For years, we refused to acknowledge that the cause of Africa’s underdevelopment and resulting poverty was corruption. One popular explanation for our poverty was that African states were structured on the Core-Periphery model.
The core was inhabited by rich countries and the periphery by poor ones. Wealth, in terms of raw materials, flowed from the periphery to the core. This relationship ensured that rich nations continued to grow their wealth at the expense of poor ones.
Another popular explanation was the post-colonial theory. It postulates that colonialism created a dependency on Europe which has persisted even after independence. In this relationship, Europe’s proboscis remains deep in Africa’s veins.
Yet another explanation, popular with Afro-centric scholars, holds that we will never develop unless we model our states on the pre-colonial traditional society. A branch of this school of thought claims that the gods of Africa are angry for abandoning them, and we can only make progress if we make amends with them (sigh!).
The Core-Periphery theory could not account for how some countries in the periphery inched towards the core. The post-colonial theory disregarded internal factors underpinning underdevelopment such as poor governance and corruption.
The traditional argument is fundamentally flawed because it goes against the logic of development.
Progress presupposes ability to think outside the usual habits of thought. The argument blaming our poverty on the anger of African gods belongs in the realm of mysticism. Development relies on science, not magic. It relies on planning, not divine will.

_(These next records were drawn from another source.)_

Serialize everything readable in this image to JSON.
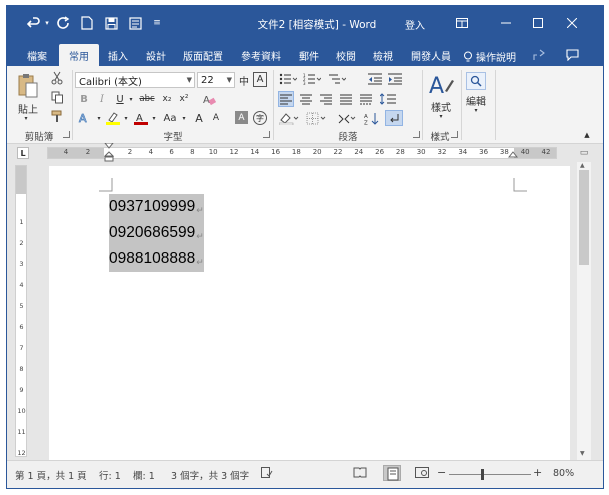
{
  "window": {
    "title": "文件2 [相容模式]  -  Word",
    "signin": "登入",
    "quick_access": {
      "undo_icon": "undo-icon",
      "redo_icon": "redo-icon",
      "new_icon": "new-document-icon",
      "save_icon": "save-icon",
      "print_preview_icon": "print-preview-icon",
      "customize_icon": "customize-icon"
    }
  },
  "tabs": [
    "檔案",
    "常用",
    "插入",
    "設計",
    "版面配置",
    "參考資料",
    "郵件",
    "校閱",
    "檢視",
    "開發人員"
  ],
  "active_tab": "常用",
  "tell_me": "操作說明",
  "ribbon": {
    "clipboard": {
      "label": "剪貼簿",
      "paste": "貼上"
    },
    "font": {
      "label": "字型",
      "font_name": "Calibri (本文)",
      "font_size": "22",
      "phonetic": "中",
      "charborder": "A",
      "bold": "B",
      "italic": "I",
      "underline": "U",
      "strike": "abc",
      "subscript": "x₂",
      "superscript": "x²",
      "grow": "A",
      "shrink": "A",
      "case": "Aa",
      "shade": "A",
      "enclose": "字",
      "font_color_hex": "#c00000",
      "highlight_hex": "#ffff00"
    },
    "paragraph": {
      "label": "段落"
    },
    "styles": {
      "label": "樣式",
      "button": "樣式",
      "style_letter": "A"
    },
    "editing": {
      "label": "",
      "button": "編輯"
    }
  },
  "ruler": {
    "h_ticks": [
      "4",
      "2",
      "2",
      "4",
      "6",
      "8",
      "10",
      "12",
      "14",
      "16",
      "18",
      "20",
      "22",
      "24",
      "26",
      "28",
      "30",
      "32",
      "34",
      "36",
      "38",
      "40",
      "42"
    ],
    "v_ticks": [
      "1",
      "2",
      "3",
      "4",
      "5",
      "6",
      "7",
      "8",
      "9",
      "10",
      "11",
      "12"
    ],
    "corner_label": "L"
  },
  "document": {
    "lines": [
      "0937109999",
      "0920686599",
      "0988108888"
    ],
    "paragraph_mark": "↵",
    "selection_hex": "#c4c4c4"
  },
  "status_bar": {
    "page": "第 1 頁，共 1 頁",
    "line": "行: 1",
    "column": "欄: 1",
    "words": "3 個字，共 3 個字",
    "zoom": "80%",
    "minus": "−",
    "plus": "+"
  },
  "colors": {
    "brand": "#2b579a",
    "ribbon_bg": "#f3f3f3",
    "doc_bg": "#e6e6e6"
  }
}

Kenya’s Justice Mumbi Ngugi, in a ruling on a corruption case involving a high government official, described corruption as “that insidious scourge that has reduced our society to penury.”
This now gives legal grounding to the argument, once frowned upon by African scholars, that corruption was a key factor in our underdevelopment.
Recently, the Court of Appeal determined that “the right to property protects the sweat of the brow, not property acquired through larceny”.
Now the Supreme Court has ruled that it will not entertain cases on forfeiture of illegally acquired property, thus agreeing with the Court of Appeal’s interpretation of the “right to property” constitutional provision.
In 2018, the AU Heads of State Summit included corruption on its agenda. Taking the cue, Kenya has moved aggressively against corruption cartels deeply embedded in every government department.
This fight is facing stiff resistance from key people in government. They have used the age-old tactic of claiming that the anti-graft war is aimed at an ethnic community, as if thieves steal on behalf of communities. But this argument is easily quashed by facts.
It now seems that finally there is national and regional political will to fight corruption. The Kenyan Judiciary, an institution that once facilitated graft, has begun to take a stand against this vice that has ensured we remain a poor backward country.
Tee Ngugi is a Nairobi-based political commentator.